Trump, Schumer agree: new Canada policy will hurt NY dairy farmers

Amid the acrimony in Washington, New York’s senior U.S. senator heartily agreed with President Trump on one point this week: that new trade policies soon to take effect in Canada will hurt American dairy farmers by restricting the import of their milk.

Sen. Chuck Schumer, leader of the Senate Democratic minority, praised Trump on Wednesday for vowing to “fight for our dairy farmers” and solve the looming problem. And on Friday, he followed up with another press release after speaking with the president about the issue.

“It is an unwise policy that violates our agreements and hurts our farmers, and we agreed to work together to immediately address the issue,” Schumer said. “Since Canada’s damaging policies also impact dairy farms in Wisconsin, I suggested reaching out to Speaker Ryan. The three of us, in conjunction with Senator Tammy Baldwin and other stakeholders, will develop a comprehensive plan to tackle this issue.”

The issue also provided common ground for the Republican president and New York’s Democratic governor. Gov. Andrew Cuomo, in a statement on Tuesday, said the equivalent of 70 New York dairy farms could lose a key market and about $50 million in sales as of May 1 as a result of Canadian policy change. Dairy is the state’s biggest farming sector, employing 20,000 people and generating $2.5 billion in sales in 2015, according to the press release.

“New York’s dairy farms are essential to the strength of our agricultural economy, and these regulations are already having a devastating effect on our dairy farmers and their families,” Cuomo said in the statement. “With our growing concern that even more of our milk producers and our processors will be affected, I urge the federal government to call on Canada to reconsider these harmful regulations and continue our courteous, mutually beneficial trade relations.”

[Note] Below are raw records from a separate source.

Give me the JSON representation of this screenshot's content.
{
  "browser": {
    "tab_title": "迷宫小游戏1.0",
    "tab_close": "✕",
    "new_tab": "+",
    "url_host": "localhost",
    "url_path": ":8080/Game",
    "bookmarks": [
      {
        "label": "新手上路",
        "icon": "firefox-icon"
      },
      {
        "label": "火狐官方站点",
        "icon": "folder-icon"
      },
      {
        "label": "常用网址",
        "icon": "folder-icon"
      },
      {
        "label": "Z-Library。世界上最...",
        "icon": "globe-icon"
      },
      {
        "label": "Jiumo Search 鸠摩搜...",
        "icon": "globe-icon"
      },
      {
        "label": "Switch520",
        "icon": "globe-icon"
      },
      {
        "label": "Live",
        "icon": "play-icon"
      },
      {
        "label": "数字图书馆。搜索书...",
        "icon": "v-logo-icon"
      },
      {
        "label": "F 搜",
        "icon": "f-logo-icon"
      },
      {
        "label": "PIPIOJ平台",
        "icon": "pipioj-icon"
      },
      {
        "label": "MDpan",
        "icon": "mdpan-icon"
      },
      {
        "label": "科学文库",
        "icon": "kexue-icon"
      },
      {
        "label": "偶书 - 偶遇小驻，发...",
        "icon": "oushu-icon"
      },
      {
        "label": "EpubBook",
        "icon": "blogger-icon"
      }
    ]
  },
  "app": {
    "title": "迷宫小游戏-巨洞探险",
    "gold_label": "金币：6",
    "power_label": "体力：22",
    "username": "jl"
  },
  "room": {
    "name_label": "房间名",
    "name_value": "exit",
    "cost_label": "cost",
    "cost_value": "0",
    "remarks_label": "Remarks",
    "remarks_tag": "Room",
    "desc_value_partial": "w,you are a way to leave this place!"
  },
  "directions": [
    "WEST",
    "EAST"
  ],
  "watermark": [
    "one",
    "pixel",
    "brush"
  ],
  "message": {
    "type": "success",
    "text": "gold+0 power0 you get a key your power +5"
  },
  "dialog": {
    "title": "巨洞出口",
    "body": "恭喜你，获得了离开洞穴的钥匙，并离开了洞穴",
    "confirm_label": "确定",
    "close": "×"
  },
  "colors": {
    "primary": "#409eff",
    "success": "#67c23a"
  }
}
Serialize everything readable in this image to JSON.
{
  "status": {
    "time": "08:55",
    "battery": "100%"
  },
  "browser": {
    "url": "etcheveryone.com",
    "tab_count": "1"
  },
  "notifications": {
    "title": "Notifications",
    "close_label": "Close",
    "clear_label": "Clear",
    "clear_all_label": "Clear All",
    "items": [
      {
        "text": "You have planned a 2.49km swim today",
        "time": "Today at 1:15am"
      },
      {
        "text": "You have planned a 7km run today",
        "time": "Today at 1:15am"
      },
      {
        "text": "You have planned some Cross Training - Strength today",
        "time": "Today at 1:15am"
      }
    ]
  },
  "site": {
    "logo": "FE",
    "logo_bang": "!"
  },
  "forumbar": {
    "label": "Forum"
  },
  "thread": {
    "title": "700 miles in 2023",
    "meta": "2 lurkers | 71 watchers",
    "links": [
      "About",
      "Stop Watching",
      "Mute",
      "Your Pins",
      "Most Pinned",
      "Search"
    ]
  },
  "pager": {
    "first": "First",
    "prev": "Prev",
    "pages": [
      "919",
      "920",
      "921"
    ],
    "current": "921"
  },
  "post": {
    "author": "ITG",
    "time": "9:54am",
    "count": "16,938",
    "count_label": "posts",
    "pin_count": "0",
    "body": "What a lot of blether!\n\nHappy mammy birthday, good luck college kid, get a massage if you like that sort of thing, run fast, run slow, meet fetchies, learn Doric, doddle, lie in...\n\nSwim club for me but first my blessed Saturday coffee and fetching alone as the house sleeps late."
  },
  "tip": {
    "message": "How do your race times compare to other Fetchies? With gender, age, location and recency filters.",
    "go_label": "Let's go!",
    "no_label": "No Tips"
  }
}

Schumer commended Trump on a second trade issue last week, after the president demanded that the Commerce Department investigate steel imports. Subsidized steel imports – particularly those originating China – are plaguing America, and this is a good first step,” he said on Wednesday. “But it is critical that any study is followed by strong action, especially when many powerful special interests will oppose any real change. I hope the President will work with us to make real change a reality.”